General Pathology Conference Faculty

Presentation abstracts

1. Distinguish high risk from low risk basal cell carcinomas.
2. Distinguish high risk from low risk squamous cell carcinomas.
3. Understand the new WHO classification of dysplastic naevi into low grade and high grade.
4.  Understand the best Skin  biopsy techniques for each clinical situation.
5.  Know when to order ancillary tests on skin biopsies.
6. Understand the importance of clinicopathologic correlation in Dermatopathology.
7. Improve understanding of adequate clearance margins in neoplastic Dermatopathology.
8. Know about the high risk tumour Merkel cell carcinoma.
9. Know about the high risk tumour Sebaceous carcinoma.
10. Know about the high risk tumour Desmoplastic melanoma.
11. Improve knowledge on the newly unravelled genetic landscape of cutaneous melanoma.
12. Know about the high risk tumour microcystic adnexal carcinoma.
13. Become aware of the association between cutaneous sebaceous neoplasia and Muir Torre Syndrome.
14. Become aware of the association between cutaneous leiomyoma and familial renal cell carcinoma leiomyoma syndrome.
15. Understand Keratoacanthoma as a distinct variant of squamous cell carcinoma.
16. Know what is and isn’t high risk perineural invasion in cutaneous neoplasia.
17. Understand the importance of the distinction of Atypical Fibroxanthoma from Pleomorphic Dermal Sarcoma.
18. Understand the difference between Bowen’s disease (in-situ squamous cell carcinoma) and in-situ squamous cell carcinoma arising in a solar keratosis.
19. Understand the likely viral aetiology of seborrhoiec keratosis lesions in the anogenital region.
20. Know when to refer a newly diagnosed cutaneous melanoma patient to a specialist or melanoma unit.

Having decided to take a biopsy in a clinical presentation of rash, more decisions follow. Which part of a rash is best sampled? iopsy technique is best? Should immunofluorescence be performed? And what history does the pathologist need?

Serum protein electrophoresis: how to interpreting the results.

Dr Huynh has special interest in cardiovascular imaging, non-invasive cardiac testing for ischaemic heart disease, diagnosis and management of valvular heart disease and difficult to control hypertension. He will review the latest research and opinions on troponin, condensing the overwhelming deluge of available information into simple tips which can be relied upon in every day clinical practice.

Learning objectives:

  1. To understand the widely available troponin tests, when to order a troponin, and what is normal?
  2. An 82 year old lady presents to the emergency department. She has navel pain. The ED intern orders a troponin T, which comes back as 12. Is this normal or abnormal?

The presentation will address the pathological challenges of accurate subtyping of breast cancer and the role of the pathologist in assessing prognostic and predictive markers for “personalized” therapy. This encompasses traditional and newer molecular assays. The role of fine needle aspiration cytology in the diagnosis of breast cancer will be briefly discussed in the light of new Practice Guidelines and the new International Academy of Cytology Yokohama system for reporting Breast FNA.

Presentation topics

PGx; Pharmacogenomics (PGx) is the analysis of genes involved in drug metabolism, enabling personalised selection of drug and dose to improve outcomes and reduce adverse reactions. Recent evidence shows that PGx-informed prescribing increases the probability of remission of depression being managed in the community. 

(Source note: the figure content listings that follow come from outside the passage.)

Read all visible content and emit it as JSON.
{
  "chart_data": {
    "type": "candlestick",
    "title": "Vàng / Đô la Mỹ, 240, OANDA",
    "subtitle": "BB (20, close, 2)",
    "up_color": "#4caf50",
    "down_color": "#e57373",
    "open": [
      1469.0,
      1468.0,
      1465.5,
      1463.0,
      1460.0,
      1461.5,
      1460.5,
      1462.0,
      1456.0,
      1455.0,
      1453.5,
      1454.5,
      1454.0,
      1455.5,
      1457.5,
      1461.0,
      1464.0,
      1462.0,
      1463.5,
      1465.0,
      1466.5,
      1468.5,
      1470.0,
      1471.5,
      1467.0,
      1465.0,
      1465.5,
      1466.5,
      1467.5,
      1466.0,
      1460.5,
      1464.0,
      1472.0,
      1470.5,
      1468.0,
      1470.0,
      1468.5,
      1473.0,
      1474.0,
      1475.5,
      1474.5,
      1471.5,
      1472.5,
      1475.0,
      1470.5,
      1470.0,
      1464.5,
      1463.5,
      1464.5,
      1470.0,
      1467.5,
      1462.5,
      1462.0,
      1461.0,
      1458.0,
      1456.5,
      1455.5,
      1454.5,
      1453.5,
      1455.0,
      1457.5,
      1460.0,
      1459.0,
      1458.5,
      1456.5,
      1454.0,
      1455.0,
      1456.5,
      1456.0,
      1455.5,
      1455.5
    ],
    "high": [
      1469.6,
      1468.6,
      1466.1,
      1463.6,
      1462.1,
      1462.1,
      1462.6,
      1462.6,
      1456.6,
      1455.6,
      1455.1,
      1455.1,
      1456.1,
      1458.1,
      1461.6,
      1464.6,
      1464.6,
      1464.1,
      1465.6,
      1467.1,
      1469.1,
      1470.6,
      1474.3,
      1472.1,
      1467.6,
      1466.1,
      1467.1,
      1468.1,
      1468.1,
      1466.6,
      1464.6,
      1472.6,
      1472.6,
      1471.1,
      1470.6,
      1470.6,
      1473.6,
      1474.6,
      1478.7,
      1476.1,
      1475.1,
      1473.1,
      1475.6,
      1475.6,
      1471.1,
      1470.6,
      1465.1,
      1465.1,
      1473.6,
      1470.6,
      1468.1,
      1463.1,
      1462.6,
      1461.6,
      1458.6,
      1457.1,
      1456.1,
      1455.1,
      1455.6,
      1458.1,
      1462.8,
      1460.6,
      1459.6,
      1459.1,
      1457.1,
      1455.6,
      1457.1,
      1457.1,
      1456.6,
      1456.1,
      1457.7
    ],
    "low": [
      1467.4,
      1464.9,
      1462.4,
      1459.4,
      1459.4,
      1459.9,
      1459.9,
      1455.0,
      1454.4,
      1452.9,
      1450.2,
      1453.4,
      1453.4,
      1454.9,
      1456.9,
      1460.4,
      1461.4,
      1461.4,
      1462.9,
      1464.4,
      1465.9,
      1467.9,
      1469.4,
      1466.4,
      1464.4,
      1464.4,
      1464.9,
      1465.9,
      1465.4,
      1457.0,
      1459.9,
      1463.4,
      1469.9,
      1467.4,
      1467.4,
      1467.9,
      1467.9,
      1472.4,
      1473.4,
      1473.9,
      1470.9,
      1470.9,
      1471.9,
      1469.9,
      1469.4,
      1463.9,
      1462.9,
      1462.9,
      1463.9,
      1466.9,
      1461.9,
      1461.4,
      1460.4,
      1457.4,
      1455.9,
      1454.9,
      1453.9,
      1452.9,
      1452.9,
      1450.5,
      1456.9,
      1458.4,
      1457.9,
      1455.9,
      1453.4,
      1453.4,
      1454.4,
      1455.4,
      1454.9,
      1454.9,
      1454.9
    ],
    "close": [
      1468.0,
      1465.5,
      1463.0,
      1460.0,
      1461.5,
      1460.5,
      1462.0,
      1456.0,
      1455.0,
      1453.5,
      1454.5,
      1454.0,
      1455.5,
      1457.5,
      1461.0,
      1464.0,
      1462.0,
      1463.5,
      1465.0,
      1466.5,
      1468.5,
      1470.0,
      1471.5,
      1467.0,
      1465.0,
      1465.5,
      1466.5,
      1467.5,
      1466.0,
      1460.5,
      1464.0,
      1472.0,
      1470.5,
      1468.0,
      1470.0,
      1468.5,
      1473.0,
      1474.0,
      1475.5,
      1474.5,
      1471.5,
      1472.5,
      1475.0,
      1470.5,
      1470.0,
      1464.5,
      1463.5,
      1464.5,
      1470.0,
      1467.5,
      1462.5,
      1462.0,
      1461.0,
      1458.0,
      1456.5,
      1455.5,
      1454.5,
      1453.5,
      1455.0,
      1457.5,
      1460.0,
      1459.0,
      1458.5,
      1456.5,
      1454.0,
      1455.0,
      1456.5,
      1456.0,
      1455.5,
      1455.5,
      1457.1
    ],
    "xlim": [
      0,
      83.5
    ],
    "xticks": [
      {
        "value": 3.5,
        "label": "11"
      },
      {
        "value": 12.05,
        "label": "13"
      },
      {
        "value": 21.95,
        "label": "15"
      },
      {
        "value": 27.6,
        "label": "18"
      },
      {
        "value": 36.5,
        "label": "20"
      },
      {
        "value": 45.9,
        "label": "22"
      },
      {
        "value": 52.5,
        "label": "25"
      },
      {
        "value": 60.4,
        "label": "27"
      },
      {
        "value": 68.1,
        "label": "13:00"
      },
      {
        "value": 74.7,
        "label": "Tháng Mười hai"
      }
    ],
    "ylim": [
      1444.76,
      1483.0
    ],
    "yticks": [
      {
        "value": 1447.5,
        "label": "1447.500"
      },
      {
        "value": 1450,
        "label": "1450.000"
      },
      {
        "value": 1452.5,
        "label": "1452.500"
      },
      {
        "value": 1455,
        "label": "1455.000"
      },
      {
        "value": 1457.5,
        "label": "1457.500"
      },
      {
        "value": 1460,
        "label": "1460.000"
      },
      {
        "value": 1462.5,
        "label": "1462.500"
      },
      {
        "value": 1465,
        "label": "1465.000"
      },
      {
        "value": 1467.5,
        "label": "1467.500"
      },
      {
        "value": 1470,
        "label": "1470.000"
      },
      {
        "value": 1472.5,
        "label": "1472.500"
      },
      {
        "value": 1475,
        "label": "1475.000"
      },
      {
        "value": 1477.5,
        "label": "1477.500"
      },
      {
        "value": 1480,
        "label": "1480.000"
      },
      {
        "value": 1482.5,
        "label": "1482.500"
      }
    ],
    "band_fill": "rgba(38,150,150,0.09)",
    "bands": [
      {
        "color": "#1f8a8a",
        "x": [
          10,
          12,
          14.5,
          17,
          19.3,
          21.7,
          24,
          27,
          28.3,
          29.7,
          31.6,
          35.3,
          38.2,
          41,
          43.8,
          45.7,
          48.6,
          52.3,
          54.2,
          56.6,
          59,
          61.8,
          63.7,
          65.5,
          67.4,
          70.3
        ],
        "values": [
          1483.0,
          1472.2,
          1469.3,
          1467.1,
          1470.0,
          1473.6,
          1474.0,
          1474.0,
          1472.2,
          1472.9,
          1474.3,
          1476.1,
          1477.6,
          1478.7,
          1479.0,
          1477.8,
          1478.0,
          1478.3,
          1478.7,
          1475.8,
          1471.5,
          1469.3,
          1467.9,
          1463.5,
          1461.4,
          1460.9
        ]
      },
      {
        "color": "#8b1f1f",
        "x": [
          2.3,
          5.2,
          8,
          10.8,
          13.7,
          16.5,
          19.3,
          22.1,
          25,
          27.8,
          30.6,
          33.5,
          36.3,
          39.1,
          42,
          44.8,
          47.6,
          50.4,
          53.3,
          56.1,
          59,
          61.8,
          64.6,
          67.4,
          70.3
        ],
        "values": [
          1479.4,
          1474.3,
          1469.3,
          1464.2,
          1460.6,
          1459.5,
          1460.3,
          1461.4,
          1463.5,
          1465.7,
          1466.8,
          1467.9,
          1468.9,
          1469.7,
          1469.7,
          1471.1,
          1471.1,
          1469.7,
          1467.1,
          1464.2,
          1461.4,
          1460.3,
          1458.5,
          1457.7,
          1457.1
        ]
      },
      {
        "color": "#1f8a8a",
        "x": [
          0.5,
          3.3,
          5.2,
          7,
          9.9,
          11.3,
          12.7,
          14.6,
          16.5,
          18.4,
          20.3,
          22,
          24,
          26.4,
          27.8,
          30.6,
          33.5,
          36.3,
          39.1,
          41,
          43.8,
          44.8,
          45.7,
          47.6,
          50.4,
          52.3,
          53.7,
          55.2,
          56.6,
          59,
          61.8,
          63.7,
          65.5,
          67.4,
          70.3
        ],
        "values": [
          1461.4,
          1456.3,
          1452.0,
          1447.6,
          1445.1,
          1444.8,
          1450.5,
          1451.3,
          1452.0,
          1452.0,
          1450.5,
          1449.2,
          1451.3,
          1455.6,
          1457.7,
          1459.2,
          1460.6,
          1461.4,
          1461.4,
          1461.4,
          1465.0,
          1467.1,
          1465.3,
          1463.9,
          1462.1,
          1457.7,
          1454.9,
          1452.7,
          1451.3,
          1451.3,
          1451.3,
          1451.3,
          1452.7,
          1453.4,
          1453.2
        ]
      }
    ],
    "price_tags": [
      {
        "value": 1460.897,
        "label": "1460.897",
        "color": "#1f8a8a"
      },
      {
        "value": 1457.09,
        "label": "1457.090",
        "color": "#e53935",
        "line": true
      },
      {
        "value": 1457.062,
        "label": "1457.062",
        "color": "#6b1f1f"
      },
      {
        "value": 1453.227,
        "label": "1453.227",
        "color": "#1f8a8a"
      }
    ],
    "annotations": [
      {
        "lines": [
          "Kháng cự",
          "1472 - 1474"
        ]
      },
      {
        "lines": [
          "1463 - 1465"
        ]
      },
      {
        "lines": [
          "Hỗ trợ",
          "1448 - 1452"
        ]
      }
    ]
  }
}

Carrier screening; The routine offer of antenatal screening for chromosome disorders has long been effective in providing informed choices for pregnant women. However, the majority of severe genetic disorders in childhood are due to the inheritance of recessive genes, not chromosome disorders. Reproductive carrier screening has the potential to dramatically reduce the risks of severe genetic disorders in childhood. 

Lactose intolerance; With few exceptions, all babies can digest lactose. However, the majority of teens and adults globally cannot. The transition from a lactose tolerant baby to a lactose intolerant adult is not predictable, and is complicated by various intestinal disorders. A genetic test can now identify those who will retain lactose tolerance in adulthood, simplifying the management of intestinal symptoms. 

NIPT; Non-invasive prenatal testing is now a feature of mainstream care. However, familiarity should not blind the doctor or patient to the limitations of the test – or the interpretive challenges that may be encountered.  

FH; Hypercholesterolaemia is common, and usually due to the interactions of many genes, diet and lifestyle. However, there are a few genes in which a single mutation is sufficient to drive severe hypercholesterolaemia, and dietary and lifestyle modifications make relatively little difference to outcome. This is familial hypercholesterolaemia (FH). It is common (100,00 people affected nationally), underdiagnosed (<5,000 documented cases), and treatable (effective medications). GPs are crucial in identifying patients (and families) and giving them access to rebated tests and therapies.